Saturday, January 3, 2015

The Parable of the Sower

All of us (I guess) want to be wildly successful at whatever we do.  When we use the gifts we have been given, we want to "sow the seeds" to the world around us, and we naturally want people to receive and appreciate the things we have to give.  We hate to have the gifts we love and nourish despised by others, and discredited as "of no account."  That is the reason we hang our kindergartener's drawings on the refrigerator, why my dad once wore a varnished popsicle-stick tie tack with "Dad" spelled out in noodles to church one day.  We want our children to know we value the gifts they have to give us.

I think the reason the 3rd temptation of Christ in the wilderness actually WAS so tempting to Him is that He desired with all His heart and soul to possess "the kingdoms of this world" offered to Him by Satan.  He did not want to possess the kingdoms for Himself, to rule as king --- that much is pretty obvious.  But He yearned with everything in Him to "gather them under His wings as a mother hen with her chicks," and He was grieved at the realization that so many would walk away to their own destruction.  He came to make the Father's love incarnate, palpable, receivable --- but men would still choose not to become "children of God."  That suffering had to be intense for the Christ who knew the consequences of man's choices.

To choose God's slow, invisible, and agonizing way instead of the short-cut offered by Satan had to be tempting to Jesus.  Later, He was to teach the Parable of the Sower.  As He was 'scattering the seed,' the Word of God, the devil was robbing some of the hearers, "so they cannot believe and be saved" (Luke 8).  Some, He knew, loved to hear the Word as He was teaching, but, having no root, the word would fail to grow within them.  [This is why He once said, "Blessed are they who hear the Word and keep it.]  Some would hear the word and believe for awhile, but the word in them would eventually be choked out by life's worries, riches, and pleasures, so it would not mature in them.  But there would be a few who would "receive the word, retain it, and produce a crop, a hundred times more than was sown."

It takes faith and trust for us to 'sow our seed' without visible results.  We want to be successful and are always tempted to give up if we fail to see results of our labor.  It is hard to trust that we are not sowing seeds in vain.  But as the writer of Ecclesiastes wrote:  As you do not know the path of the wind, or how the body is formed in a mother's womb, so you cannot understand the work of God, the Maker of all things.  / Sow your seed in the morning, and at evening, let not your hands be idle, for you do not know which will succeed, whether this or that, or whether both will do equally well.

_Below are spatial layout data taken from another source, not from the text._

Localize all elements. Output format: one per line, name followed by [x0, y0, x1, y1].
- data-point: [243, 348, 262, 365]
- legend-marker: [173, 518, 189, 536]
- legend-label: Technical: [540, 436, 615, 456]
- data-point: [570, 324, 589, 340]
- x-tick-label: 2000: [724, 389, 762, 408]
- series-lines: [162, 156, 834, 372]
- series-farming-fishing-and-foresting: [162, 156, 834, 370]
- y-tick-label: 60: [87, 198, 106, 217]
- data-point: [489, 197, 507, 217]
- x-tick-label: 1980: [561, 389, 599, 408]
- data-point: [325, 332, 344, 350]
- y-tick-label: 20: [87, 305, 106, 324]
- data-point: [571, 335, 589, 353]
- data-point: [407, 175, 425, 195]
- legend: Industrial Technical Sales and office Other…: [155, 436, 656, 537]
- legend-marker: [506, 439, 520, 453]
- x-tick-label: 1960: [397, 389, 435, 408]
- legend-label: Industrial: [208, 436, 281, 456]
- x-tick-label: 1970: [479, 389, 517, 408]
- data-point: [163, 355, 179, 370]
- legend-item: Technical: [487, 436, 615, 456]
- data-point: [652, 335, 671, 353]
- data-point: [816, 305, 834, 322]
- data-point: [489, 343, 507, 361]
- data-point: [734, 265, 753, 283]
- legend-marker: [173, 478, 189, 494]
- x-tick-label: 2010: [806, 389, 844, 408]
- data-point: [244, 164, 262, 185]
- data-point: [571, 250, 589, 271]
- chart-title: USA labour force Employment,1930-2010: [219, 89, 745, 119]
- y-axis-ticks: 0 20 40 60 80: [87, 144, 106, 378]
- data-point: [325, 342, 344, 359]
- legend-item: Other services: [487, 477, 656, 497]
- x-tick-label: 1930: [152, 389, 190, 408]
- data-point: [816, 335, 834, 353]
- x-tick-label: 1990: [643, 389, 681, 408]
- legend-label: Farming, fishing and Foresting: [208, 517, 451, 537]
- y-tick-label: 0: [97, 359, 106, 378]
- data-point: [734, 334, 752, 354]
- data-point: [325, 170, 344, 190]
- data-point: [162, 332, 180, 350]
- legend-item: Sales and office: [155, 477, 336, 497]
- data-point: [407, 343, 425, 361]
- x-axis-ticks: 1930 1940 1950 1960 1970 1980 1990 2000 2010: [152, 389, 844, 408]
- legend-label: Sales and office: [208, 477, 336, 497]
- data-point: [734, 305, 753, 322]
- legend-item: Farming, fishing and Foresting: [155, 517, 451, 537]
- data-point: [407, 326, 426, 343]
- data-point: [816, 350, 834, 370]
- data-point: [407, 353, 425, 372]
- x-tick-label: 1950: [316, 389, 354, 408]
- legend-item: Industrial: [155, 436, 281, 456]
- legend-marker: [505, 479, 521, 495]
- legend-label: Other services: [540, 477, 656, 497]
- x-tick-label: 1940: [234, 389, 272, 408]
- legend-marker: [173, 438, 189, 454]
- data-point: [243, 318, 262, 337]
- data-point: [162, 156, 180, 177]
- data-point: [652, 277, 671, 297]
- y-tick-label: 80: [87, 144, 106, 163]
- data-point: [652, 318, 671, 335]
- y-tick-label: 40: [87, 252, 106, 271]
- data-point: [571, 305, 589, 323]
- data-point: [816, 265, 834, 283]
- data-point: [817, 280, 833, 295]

As a gardener, I have faith that when I sow seeds, something will eventually come up.  Not every seed will bear fruit, and some that do will be eaten by birds, caterpillars, and slugs.  But I would not even begin to sow unless I thought the earth would yield the product I had hoped for in some degree.  All I can do is to carefully prepare the soil and water the invisible seeds until I begin to see signs of growth.  Then I have to protect the young seedlings until they are strong enough to withstand threats on their own. 

Many of Jesus' parables had to do with the hiddenness of the kingdom of God -- the yeast buried in dough, the seed in the ground that sprouts and grows, "though the farmer does not know how," the mustard seed, "the smallest seed you can plant in the ground."  Sometimes I wonder if He learned all these things by planting seeds with His mother in her garden or by watching her bake bread.

When we share with others the gifts we have been given, I think we have to trust that God is working with us in some mysterious way  -- "My kingdom is not of this world," said Jesus.  I think that while we work in the flesh, the Holy Spirit is working in His own realm.  We may not see the results today of what we plant today, but that does not mean we should not plant -- or let our light shine:

Do you bring in a lamp to put it under a bowl or a bed?  Instead, don't you put it on its stand?  For whatever is hidden is meant to be disclosed, and whatever is concealed is meant to be brought out into the open....Consider carefully what you hear...with the measure you use, it will be measured to you -- and even more.  Who has will be given more; whoever does not have, even what he has will be taken from him.

Going back to Ecclesiastes, we find this:  Whoever watches the wind will not plant; whoever looks at the clouds will not reap (11:4).  Jesus said to Peter: If you love Me, feed my sheep.  I think we just have to begin somehow with the little we have, and trust the Lord that our work is not in vain, that somehow, some seed will fall upon good soil and eventually produce a hundredfold.